Tenofovir AF/emtricitabine (Descovy® or TAF/FTC) has been shown to be non-inferior to tenofovir DF/emtricitabine (TDF/FTC) in reducing incident HIV infections in a large, randomised clinical trial involving gay, bisexual and other men who have sex with men (GBMSM) and transgender women (TGW)10. Adverse effects on markers of bone mineral density and renal function were significantly reduced in the Descovy® arm11. Extrapolated data and national guidance supports its use in individuals out with these groups including for vaginal intercourse and for blood-borne exposure in people who inject drugs (PWID)12.

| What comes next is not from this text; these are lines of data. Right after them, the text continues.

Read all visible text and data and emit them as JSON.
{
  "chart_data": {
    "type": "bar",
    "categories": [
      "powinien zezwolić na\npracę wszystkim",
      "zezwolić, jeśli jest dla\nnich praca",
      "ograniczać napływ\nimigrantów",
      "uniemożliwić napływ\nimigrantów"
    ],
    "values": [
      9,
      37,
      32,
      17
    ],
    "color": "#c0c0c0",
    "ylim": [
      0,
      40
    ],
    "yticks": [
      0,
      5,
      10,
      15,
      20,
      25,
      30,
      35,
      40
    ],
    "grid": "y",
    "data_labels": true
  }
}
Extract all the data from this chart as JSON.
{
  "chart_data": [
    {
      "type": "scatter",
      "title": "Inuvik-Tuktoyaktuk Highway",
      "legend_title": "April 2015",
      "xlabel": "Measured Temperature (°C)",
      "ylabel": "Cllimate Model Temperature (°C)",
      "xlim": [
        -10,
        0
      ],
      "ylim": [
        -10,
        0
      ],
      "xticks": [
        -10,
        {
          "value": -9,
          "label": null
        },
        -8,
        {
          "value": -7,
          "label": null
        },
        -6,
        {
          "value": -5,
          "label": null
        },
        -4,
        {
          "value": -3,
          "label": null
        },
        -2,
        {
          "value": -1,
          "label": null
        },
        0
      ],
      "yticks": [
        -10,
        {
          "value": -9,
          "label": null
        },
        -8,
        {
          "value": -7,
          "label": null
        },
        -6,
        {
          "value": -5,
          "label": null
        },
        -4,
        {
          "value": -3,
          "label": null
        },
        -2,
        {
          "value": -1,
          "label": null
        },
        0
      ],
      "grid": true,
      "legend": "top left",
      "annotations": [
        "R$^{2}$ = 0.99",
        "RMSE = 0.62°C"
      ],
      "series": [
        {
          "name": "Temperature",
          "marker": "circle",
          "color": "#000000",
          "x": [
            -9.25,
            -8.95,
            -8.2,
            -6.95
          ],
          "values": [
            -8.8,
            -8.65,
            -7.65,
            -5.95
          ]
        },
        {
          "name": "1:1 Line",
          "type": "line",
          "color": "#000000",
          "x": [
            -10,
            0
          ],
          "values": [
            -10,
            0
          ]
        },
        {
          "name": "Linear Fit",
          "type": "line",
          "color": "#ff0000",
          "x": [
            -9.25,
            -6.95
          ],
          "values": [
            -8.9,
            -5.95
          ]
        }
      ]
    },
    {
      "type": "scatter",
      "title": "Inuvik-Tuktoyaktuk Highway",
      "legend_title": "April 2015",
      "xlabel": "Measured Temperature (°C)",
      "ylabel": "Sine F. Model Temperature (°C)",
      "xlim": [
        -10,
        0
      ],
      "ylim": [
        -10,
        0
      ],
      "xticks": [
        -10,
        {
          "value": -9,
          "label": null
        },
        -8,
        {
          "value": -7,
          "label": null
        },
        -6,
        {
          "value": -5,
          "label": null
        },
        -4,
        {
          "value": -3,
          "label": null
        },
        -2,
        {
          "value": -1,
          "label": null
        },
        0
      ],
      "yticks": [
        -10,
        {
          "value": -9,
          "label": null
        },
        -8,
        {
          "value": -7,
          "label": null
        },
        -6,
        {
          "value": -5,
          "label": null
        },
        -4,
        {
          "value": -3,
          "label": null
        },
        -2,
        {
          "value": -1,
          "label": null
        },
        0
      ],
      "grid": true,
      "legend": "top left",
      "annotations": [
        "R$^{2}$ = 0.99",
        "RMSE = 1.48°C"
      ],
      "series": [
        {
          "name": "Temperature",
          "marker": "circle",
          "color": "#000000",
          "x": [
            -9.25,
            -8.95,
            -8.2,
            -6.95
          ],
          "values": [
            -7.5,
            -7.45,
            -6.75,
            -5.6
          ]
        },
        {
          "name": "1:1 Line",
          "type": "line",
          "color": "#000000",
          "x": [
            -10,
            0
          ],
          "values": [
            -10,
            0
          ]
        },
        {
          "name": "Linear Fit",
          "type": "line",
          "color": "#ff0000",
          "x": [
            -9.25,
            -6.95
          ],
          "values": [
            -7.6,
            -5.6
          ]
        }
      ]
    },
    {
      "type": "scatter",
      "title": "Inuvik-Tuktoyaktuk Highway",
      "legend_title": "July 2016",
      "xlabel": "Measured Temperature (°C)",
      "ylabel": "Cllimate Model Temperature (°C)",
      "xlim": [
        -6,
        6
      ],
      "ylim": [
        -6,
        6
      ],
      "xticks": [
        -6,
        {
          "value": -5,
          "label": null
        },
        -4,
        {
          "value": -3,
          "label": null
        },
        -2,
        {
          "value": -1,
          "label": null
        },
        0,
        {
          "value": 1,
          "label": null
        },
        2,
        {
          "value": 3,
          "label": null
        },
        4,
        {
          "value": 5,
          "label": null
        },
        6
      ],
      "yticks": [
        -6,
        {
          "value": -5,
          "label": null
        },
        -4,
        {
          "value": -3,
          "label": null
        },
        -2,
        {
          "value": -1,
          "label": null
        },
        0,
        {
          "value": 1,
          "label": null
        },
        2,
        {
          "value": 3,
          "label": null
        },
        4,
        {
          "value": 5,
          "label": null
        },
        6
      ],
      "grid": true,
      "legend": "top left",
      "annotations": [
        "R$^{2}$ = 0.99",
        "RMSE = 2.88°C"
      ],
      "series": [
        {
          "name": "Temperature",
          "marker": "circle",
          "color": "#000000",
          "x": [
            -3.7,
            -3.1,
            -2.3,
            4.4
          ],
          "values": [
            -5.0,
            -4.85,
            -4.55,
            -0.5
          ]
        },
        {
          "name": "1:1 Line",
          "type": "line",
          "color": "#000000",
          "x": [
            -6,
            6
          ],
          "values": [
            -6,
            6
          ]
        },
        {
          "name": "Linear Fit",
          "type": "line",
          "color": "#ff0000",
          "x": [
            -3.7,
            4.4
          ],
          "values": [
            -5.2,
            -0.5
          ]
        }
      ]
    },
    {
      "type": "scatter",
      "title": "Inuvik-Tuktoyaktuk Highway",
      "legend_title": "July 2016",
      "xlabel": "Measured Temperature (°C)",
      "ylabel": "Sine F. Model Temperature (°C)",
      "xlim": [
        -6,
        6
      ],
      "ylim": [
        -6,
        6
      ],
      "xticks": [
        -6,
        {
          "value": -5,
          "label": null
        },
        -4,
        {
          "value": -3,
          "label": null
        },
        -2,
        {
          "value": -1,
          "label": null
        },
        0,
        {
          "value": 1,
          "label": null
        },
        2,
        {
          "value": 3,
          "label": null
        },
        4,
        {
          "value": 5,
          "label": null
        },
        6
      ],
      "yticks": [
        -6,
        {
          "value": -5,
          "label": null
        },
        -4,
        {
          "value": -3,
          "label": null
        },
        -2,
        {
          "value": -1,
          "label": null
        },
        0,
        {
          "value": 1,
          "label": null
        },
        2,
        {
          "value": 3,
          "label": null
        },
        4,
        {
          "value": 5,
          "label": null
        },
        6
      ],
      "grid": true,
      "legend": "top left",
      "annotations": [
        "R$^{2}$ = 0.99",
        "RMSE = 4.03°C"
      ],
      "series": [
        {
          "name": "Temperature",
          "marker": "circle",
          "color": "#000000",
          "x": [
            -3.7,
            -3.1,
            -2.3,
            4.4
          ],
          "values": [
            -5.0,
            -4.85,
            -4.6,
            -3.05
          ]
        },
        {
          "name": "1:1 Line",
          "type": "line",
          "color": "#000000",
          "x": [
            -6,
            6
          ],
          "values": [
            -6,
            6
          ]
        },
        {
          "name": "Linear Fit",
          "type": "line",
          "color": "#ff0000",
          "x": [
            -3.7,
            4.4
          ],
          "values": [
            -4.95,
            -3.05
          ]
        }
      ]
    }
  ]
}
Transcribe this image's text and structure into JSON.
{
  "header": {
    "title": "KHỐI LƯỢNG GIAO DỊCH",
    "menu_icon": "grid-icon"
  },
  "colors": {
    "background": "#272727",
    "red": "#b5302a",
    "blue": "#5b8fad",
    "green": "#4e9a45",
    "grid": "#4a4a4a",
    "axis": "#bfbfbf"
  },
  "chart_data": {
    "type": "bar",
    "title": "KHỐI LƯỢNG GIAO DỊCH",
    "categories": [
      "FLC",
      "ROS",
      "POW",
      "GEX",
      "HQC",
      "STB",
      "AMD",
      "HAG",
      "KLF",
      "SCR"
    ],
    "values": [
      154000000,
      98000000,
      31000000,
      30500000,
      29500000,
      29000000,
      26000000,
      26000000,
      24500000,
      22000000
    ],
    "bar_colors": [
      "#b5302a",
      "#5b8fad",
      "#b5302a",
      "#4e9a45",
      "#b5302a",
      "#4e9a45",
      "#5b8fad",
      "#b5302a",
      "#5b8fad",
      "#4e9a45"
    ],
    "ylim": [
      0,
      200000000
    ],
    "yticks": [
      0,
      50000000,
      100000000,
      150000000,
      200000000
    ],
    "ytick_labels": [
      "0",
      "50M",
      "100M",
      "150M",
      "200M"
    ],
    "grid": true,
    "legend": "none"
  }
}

The Medicines and Healthcare products Regulatory Agency (MHRA) granted a license extension for Descovy®, at 200/25mg dosage, for PrEP in April 2022. This applies across the UK and means that use of Descovy® for PrEP is not ‘off label’, but it does not fall within the remit of Scottish Medicines Consortium. Prescribing in Scotland will therefore be through inclusion in local formularies or through non-formulary applications. There is a significant cost implication in prescribing this regimen in place of generic TD/FTC, although the original cost benefit analysis supporting PrEP in Scotland was made using a list price for TDF PrEP (Truvada®), equivalent to the current list price for Descovy®. For patients where Descovy® is being considered as PrEP, it is advised that the case is discussed at a local or regional HIV/GUM MDT. Where it offers comparable levels of risk reduction for the individual, TTSS or ‘Ts & Ss’, event based or interval (‘holiday’) dosing of Tenofovir disoproxil/emtricitabine should be trialled where possible. It is recommended that those under the age of 18 years should be offered TAF/FTC as PrEP and as bone formation continues into the early 20s, TAF/FTC PrEP when commenced before the age of 18 years should be continued until the individual is aged 20 years. In cases where indications are not clear, referral for discussion at the Scottish national complex PrEP MDT should be made and the decision documented and recorded.
The following scenarios may warrant consideration of starting or switching to Descovy® PrEP in individuals who fulfil the Eligibility criteria for Tenofovir AF/emtricitabine (Descovy®) for pre-exposure prophylaxis for HIV (PrEP) in Scotland12.
- Renal: high risk factors for TD/FTC: or moderate or severe reduction in glomerular filtration (estimated glomerular filtration rate [eGFR] ≤ 59 ml/min2, at baseline or during follow-up) and clinical assessment suggests that TAF/FTC would have a lower risk profile than TD/FTC OR in individuals with proven renal toxicity with TD/FTC (acute or chronic)*.
- Renal: medium risk factors for TD/FTC: Individuals with an eGFR ≥ 60 ml/min2 in which: a progressive reduction in estimated glomerular filtration rate on TD/FTC is seen AND significant concurrent medical issues or monitoring/prescribing concerns that suggest TAF/FTC would have a lower risk profile to TD/FTC**.
- Bone: high risk factors for TD/FTC: Individuals with confirmed osteoporosis on DEXA or a high risk of a major fracture as determined by an appropriate fragility risk score. Note: high fracture probability defined as > 10% (major osteoporotic or hip fracture absolute risk), with NICE recommending QFracture or FRAX scores.
- Bone: medium risk factors for TD/FTC: Individuals who are < 18 years. Note: markers of increased absolute fracture risk include previous vertebral fracture(s), high alcohol intake, high-dose oral or high-dose systemic glucocorticoids (more than 7.5 mg prednisolone or equivalent per day for 3 months or longer) or other causes of secondary osteoporosis13,14.
- Gastrointestinal intolerance/swallowing difficulties: There is no evidence base for changes made for GI intolerance, nor any evidence that Descovy® PrEP has better GI tolerability than TD/FTC PrEP. Any changes should be based on clinical experience and with MDT input. A list of excipients for all available TD/FTC formulations is available.
* Renal toxicity defined as a progressive, sustained decline in renal function or development of renal tubular acidosis, attributable to TD-FTC. Toxicity could also include development or worsening of existing proteinuria without another reversible or explained cause. It is expected that prescribers can consult renal specialists if there is diagnostic uncertainty.
** A reduction in eGFR of 15ml/min in the past 12 months or 25% reduction in eGFR in the past 12 months were determined to be significant threshold measures by NHS England Specialist Commissioning HIV Clinical Reference Group (HIV [CRG]) working group.